新たに取得した特徴量で、木々の個体差の説明ができるかをモデルにより検証してみる。

In [None]:
import pymc as pm
import arviz as az

import numpy as np
import pandas as pd

import matplotlib.pyplot as plt
import seaborn as sns

In [None]:
plt.rcParams['font.size'] = 12

## Load Data

In [None]:
data = pd.read_csv('data_updated.csv')
data

## Preprocess & Scale Data

In [None]:
x = data['span'].values
y = data['num_fruits'].values

num_trees = len(y)

In [None]:
x_mu = np.mean(x)
x_sd = np.std(x)

x_scaled = (x - x_mu) / x_sd

## Define Model & Inference

In [None]:
with pm.Model() as model:

    a = pm.Normal('a', mu=0, sigma=10)
    b = pm.Normal('b', mu=0, sigma=10)

    s = pm.HalfCauchy('s', 5)
    r = pm.Normal('r', mu=0, sigma=s, shape=num_trees)

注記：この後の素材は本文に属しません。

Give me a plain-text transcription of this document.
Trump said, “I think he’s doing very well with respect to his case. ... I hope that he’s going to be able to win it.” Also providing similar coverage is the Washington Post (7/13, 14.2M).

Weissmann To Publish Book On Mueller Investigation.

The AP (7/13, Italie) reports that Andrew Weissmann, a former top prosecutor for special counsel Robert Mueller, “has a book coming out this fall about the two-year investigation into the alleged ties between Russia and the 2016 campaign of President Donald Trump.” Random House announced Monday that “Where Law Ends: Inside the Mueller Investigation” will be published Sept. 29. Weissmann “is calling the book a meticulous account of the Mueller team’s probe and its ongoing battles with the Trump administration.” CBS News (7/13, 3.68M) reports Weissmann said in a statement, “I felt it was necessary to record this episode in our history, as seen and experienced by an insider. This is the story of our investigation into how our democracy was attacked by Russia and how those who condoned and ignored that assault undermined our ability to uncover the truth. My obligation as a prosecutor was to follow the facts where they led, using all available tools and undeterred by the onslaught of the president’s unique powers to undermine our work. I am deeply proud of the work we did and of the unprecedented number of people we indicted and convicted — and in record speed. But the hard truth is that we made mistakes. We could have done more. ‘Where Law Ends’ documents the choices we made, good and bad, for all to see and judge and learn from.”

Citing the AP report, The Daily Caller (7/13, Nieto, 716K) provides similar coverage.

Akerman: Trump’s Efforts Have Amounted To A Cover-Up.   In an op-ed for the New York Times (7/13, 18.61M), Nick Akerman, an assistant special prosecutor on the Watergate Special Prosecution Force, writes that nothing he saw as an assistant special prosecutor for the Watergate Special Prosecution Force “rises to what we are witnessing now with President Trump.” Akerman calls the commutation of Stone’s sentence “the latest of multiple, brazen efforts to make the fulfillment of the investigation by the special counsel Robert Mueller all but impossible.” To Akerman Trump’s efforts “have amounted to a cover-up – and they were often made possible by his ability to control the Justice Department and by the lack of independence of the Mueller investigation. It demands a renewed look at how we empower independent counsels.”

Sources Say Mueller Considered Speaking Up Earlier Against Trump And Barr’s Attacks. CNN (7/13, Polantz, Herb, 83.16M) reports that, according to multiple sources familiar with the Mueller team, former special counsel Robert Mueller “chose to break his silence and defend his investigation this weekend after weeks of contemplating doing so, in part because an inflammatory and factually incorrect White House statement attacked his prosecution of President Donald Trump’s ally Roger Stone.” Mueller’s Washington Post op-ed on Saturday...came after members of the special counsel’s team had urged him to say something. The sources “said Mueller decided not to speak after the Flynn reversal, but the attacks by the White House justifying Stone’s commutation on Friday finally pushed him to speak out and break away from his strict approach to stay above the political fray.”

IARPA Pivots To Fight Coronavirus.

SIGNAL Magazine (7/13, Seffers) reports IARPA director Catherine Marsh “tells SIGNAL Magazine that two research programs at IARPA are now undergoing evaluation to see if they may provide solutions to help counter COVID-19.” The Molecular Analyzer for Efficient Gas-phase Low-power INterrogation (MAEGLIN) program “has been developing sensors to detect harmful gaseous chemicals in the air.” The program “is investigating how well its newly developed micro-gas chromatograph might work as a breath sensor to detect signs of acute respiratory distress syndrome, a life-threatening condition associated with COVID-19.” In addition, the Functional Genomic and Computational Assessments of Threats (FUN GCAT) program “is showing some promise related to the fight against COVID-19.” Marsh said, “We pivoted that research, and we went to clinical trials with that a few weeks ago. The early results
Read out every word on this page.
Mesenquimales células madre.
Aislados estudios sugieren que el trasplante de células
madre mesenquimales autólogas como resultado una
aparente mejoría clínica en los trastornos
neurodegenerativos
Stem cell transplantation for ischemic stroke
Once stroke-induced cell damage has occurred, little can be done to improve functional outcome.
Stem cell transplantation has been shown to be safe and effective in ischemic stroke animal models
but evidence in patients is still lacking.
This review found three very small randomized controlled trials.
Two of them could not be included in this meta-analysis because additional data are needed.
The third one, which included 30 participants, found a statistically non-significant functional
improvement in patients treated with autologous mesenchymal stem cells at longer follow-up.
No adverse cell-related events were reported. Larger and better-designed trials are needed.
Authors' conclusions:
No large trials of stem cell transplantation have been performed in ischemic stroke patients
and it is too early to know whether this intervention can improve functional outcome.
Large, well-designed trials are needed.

    theta = a * x_scaled + b + r

    mu = pm.math.exp(theta)

    obs = pm.Poisson('obs', mu=mu, observed=y)

In [None]:
with model:

    trace = pm.sample(3000, tune=6000, target_accept=0.99, return_inferencedata=False)
    idata = pm.to_inference_data(trace)

## Check MCMC-samples

In [None]:
az.plot_trace(idata)
plt.gcf().subplots_adjust(wspace=0.5, hspace=0.5)

In [None]:
az.summary(idata)

## Posterior Predictive Check

In [None]:
with model:

    ppc = pm.sample_posterior_predictive(idata, return_inferencedata=False)

In [None]:
ppc['obs'].shape

In [None]:
fig = plt.figure(figsize=(12, 24))

for k in range(20):

    ax = fig.add_subplot(10, 2, k+1)

    az.plot_dist(ppc['obs'][:, :, k])
    ax.axvline(y[k], color='r', linestyle='dashed')
    ax.set_title('ID = {}'.format(k))

plt.tight_layout()

## Check Random Effect

In [None]:
az.plot_violin(idata.posterior['r'], grid=(1, num_trees), figsize=(12, 4));

## Compare with True values

In [None]:
data_true = pd.read_csv('data_true.csv')
data_true.head(10)

In [None]:
r_true = data_true['random_effects']

In [None]:
r_mean = trace['r'].mean(axis=0)

In [None]:
fig = plt.figure(figsize=(10, 4))

plt.plot(np.arange(num_trees), r_true, 'o-', markersize=8, label='True Values')
plt.plot(r_mean, 'o-', markersize=8, label='Estimated Values')
plt.xticks(np.arange(num_trees))
plt.xlabel('ID')
plt.ylabel('Random Effects')
plt.legend()

plt.tight_layout()

In [None]:
fig = plt.figure(figsize=(6, 6))

sns.scatterplot(x=r_mean, y=r_true, s=100)

plt.xlabel('True Value')
plt.ylabel('Estimated Value');